Lesniak and other lawmakers say taxable casino-hotel revenue would spike as people flocked to New Jersey gambling halls to bet on sports. In June, Lesniak told The Press of Atlantic City that Monmouth Park racetrack was prepared to take sports bets in time for the 2014 NFL regular season. The first bet, he said, would happen September 8: “I would place a bet on the Giants to cover the spread over the Lions.”
That wager, he said Thursday, could change depending on how the G-Men fare against the Steelers in the pre-season. But he said the principle behind it won’t: “New Jersey has a right to have what Las Vegas has.”
The federal Professional and Amateur Sports Protection Act (PASPA) effectively bans sports betting outside Nevada, Delaware, Montana and Oregon; those states received exemptions to maintain betting operations in place before Congress enacted the law in 1992. New Jersey fought in court for years to overturn the ban, arguing that it unconstitutionally infringes states' rights to raise tax revenue and gives preferential treatment to certain states. But the NCAA and all four major sports leagues fought back.
They said sports betting taints honest competition by stoking suspicion among fans that bets are affecting games. PASPA rightfully bans sports betting in New Jersey, they argued. Federal judges repeatedly sided with the leagues, and in June the U.S. Supreme Court let the ban stand. But during litigation, judges implied that PASPA merely banned states from sponsoring sports betting, not from simply staying mum on the issue and letting casinos and racetracks do what they will.

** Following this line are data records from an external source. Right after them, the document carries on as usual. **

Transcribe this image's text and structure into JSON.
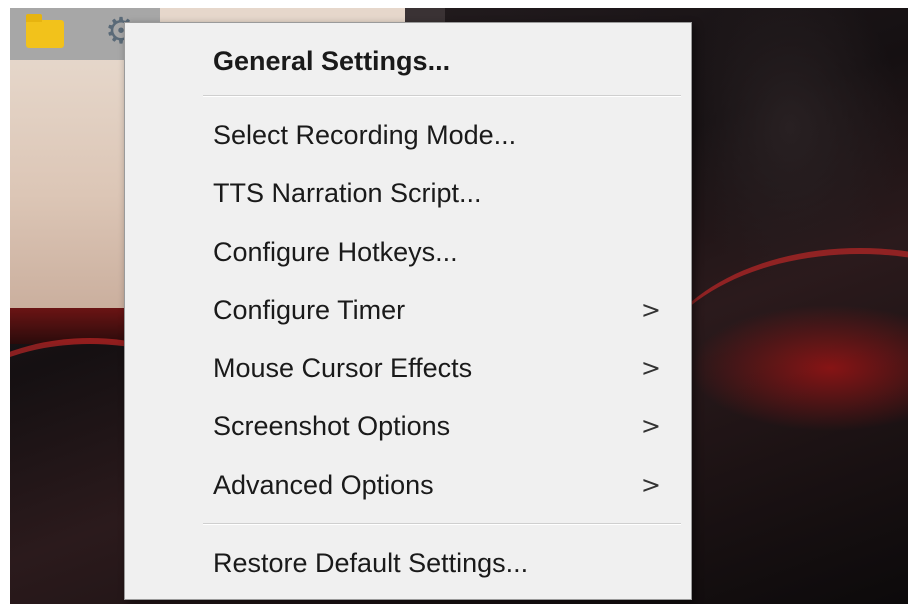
{
  "taskbar": {
    "icons": [
      {
        "name": "folder-icon"
      },
      {
        "name": "gear-icon",
        "glyph": "⚙"
      }
    ]
  },
  "context_menu": {
    "items": [
      {
        "label": "General Settings...",
        "bold": true,
        "submenu": false
      },
      {
        "label": "Select Recording Mode...",
        "bold": false,
        "submenu": false
      },
      {
        "label": "TTS Narration Script...",
        "bold": false,
        "submenu": false
      },
      {
        "label": "Configure Hotkeys...",
        "bold": false,
        "submenu": false
      },
      {
        "label": "Configure Timer",
        "bold": false,
        "submenu": true
      },
      {
        "label": "Mouse Cursor Effects",
        "bold": false,
        "submenu": true
      },
      {
        "label": "Screenshot Options",
        "bold": false,
        "submenu": true
      },
      {
        "label": "Advanced Options",
        "bold": false,
        "submenu": true
      },
      {
        "label": "Restore Default Settings...",
        "bold": false,
        "submenu": false
      }
    ],
    "submenu_arrow": ">"
  }
}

So in late June state lawmakers passed, with overwhelming support, a bill to do precisely that.
Under the bill awaiting Christie’s signature, the state would take a completely hands-off approach to sports betting - not formally authorizing it, but not prohibiting it, either. Because there would be no state sponsorship in the practice, racetracks and casinos in New Jersey could take sports bets without violating PASPA, the argument goes.
It’s “an unprecedented move,” said Christopher Soriano, an attorney and chairman of the Casino Law Section of the New Jersey State Bar Association. “No other state has ever tried this,” he said. Some gaming attorneys call the bill a creative workaround to the federal ban; others say it's a bizarre end-run around the law.
There are “pretty good arguments, and pretty interesting arguments, on both sides,” Soriano said. “We haven’t had this interesting of a cutting-edge legal issue in the casino industry in years.”
Even if Governor Christie signs the bill, the plan could face further legal hurdles from the leagues, which might sue for an injunction to stop the law from taking effect.
In Nevada, the only state offering a full array of legal sports betting, the practice generated a record US$ 202.8 million in revenue in 2013, said David Schwartz, director of the Center for Gaming Research at the University of Nevada, Las Vegas. That was less than two percent of the state’s total annual gambling revenue, he said.
The big boon for Atlantic City wouldn’t come from the sports betting revenue itself, said attorney Soriano. It’s the attendant revenue, from having people come to town to bet on sports, that could be truly profound, he said.
“If you look at when you would have people coming in to do sports betting ... it’s the beginning of February for the Super Bowl. It’s March for March Madness. It’s weekends in October, November, December for the NFL. These are times that are not necessarily busier times in Atlantic City,” he said.